For simplicity in describing the overarching theme of this article (environmental insults and compensative responses), bacterial ecology and stress response mechanisms will primarily be emphasized in the subsequent sections. Bacteria, the most abundant microorganisms inside human body, after all are prolifically studied, offering well founded and valuable models for understanding microbial response to environmental stresses. The terms ‘microbes and bacteria’ would therefore be used interchangeably.
4.1 Doing collateral damage—Tumor targeting response of microbes
The stringent stress response (SSR) is an evolutionary conserved specific stress response mechanism, mediated by the alarmone ‘guanosine tetraphosphate (ppGpp)’, that allows bacteria to reprogram their transcriptional activities when faced with nutrient stress (e.g. amino-acid, fatty acid and iron limitations) [70, 71]. This entails a switch from translation and biosynthesis to upregulated accumulation of limited resources [63, 70]. The state of nutrient stress offered by hyper anabolic cancer cells, aggravated by the overlapping nutrient requirements of the tumoral microbes, can evoke the SSR in the tumor-microbiota. This can reciprocate nutrient stress on cancer (Fig. 3), limiting its proliferation by competing for the nutrients critical for tumor progression, particularly branched chain amino acids (BCAA), acetate and iron [72,73,74]. Ecologically, a quasi-exploitative competition between the microbes sensing the competitive nutrient environment can elicit secretion of antimicrobial peptides/toxins like bacteriocins and other antibiotics. These microbiome derived molecules, primarily produced to fend off the perceived competition from the microbes with overlapping nutrient requirements, subject to the thriving of a favourable microbial community, may potentially inhibit the cancer cells in collateral damage (Fig. 3A) [75, 76]. A significantly high production of colicins and microcins (anti-cancer bacteriocins) by mucosal microbiome in CRC patients provides encouraging evidence in this regard [77]. The evidence pertaining to the ability of bacteriocins to cross epithelial and vascular endothelial cells add to the plausibility of a targeted response not only by the intra-tumoral microbes, but by the luminal, mucosal, NAT or stromal microbiome as well [78].

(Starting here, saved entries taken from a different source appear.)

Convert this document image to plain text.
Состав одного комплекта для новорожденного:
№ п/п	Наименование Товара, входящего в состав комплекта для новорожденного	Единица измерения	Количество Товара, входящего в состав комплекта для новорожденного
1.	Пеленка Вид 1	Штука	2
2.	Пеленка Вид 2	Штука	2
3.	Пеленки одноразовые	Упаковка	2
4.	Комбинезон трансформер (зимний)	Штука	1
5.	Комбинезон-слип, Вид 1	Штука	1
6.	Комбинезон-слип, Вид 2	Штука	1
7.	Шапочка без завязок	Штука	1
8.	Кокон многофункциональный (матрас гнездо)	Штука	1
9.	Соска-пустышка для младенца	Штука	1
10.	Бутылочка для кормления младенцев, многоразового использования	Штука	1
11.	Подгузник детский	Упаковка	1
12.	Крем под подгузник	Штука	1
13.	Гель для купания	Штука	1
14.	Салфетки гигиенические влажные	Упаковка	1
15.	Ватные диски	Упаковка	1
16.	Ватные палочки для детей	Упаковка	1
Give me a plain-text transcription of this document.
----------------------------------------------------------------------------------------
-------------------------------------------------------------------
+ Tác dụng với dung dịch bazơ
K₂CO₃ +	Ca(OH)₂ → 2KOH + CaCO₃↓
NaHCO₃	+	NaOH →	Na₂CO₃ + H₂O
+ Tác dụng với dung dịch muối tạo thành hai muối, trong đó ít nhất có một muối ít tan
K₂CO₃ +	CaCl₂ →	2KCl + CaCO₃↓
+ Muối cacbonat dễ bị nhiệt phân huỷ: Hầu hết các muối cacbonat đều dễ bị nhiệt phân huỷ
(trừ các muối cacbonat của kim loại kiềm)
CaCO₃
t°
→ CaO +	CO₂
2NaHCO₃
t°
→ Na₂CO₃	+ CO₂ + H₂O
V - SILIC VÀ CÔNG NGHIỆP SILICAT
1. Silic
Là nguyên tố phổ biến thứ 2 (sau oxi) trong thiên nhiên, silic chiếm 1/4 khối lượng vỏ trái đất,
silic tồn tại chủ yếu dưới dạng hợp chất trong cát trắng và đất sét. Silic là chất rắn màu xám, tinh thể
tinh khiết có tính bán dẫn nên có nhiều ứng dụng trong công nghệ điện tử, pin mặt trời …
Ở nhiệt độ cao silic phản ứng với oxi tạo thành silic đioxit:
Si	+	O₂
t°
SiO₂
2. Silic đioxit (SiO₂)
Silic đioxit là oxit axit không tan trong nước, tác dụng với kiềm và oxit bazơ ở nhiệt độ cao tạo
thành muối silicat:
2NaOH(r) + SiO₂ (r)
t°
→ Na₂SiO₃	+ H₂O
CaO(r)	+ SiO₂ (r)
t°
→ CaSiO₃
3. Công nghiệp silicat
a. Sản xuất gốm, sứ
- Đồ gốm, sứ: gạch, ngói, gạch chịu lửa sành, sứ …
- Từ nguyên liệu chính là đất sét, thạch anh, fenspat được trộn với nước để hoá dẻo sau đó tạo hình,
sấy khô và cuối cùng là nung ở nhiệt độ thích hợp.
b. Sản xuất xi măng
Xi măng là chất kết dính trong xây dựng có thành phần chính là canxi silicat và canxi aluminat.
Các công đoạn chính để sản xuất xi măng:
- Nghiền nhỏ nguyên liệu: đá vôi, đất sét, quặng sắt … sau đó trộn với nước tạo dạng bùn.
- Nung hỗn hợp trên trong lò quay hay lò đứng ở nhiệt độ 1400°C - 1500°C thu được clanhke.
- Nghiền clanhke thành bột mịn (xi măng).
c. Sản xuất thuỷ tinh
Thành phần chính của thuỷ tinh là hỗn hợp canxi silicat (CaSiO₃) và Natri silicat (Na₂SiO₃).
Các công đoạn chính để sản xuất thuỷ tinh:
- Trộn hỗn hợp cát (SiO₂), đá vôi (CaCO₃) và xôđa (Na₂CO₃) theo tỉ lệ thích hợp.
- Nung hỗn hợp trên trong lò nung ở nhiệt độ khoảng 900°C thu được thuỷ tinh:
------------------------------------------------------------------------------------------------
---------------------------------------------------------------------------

The presence of a global ‘General Stress Response (GSR)’ mechanism in bacteria, is however a key weapon in their arsenal of defence against a broad range of environmental insults [79]. It is mediated by the specialized transcriptional sigma (σ) factor(s) that compete with the house keeping sigma factor to redirect transcription towards hundreds of prokaryotic stress response genes, collectively called the general stress regulon. [79, 80]. Physio-biochemical stresses triggering the expression of this regulon are rather well founded. These include bacterial exposure to nutrient starvation, free radicals, heat, osmotic imbalance, acids, alcohols, membrane & DNA damaging environmental stimuli and more that (threaten to) compromise the integrity and survival of a microbial cell [80]. Given the association of GSR with a regulon consisting of hundreds of compensative genes, the phenotypic output of this defence mechanism is multi-pronged and confers a broad cross-resistance against a variety of rather unrelated stresses [79]. Accumulation of nutrients (e.g. glycogen, amino acids, acetate, iron, etc.), shift to fermentation and biofilm formation, expression of enzymes like catalases and oxidoreductases, accumulation or synthesis of osmoprotectants (e.g. trehalose, amino acids, K+), heightened expression of ‘amino acid decarboxylases, deaminases, proton pumping, biofilm formation’ for acid tolerance are few classical examples of GSR phenotypes [79,80,81,82,83,84]. It is also pertinent to note the association of GSR with transition to the stationary growth phase which is marked by a metabolic switch to the accumulation of inhibitory by-products/secondary metabolites like antibiotics, toxins and even complex behaviours like biofilm formation [79].
The diverse environmental insults offered by tumor microenvironment to the invading/thriving microbes are expected to trigger the expression of the aforementioned general stress regulon. This is particularly true for nutrient and oxidative stress (abundant in the TME) which are known to confer a broad cross-protectivity through the activation of general stress response [80]. Table 1, backed by literature evidence, is compiled to describe the the key GSR linked phenotypic outcomes that can (potentially) inflict a collateral reciprocation of insults on the cancer cells. The relevant tumorigenic/tumor-promoting outcomes of the said GSR expression are summarised in the Fig. 4 and in the subsequent sections of this article.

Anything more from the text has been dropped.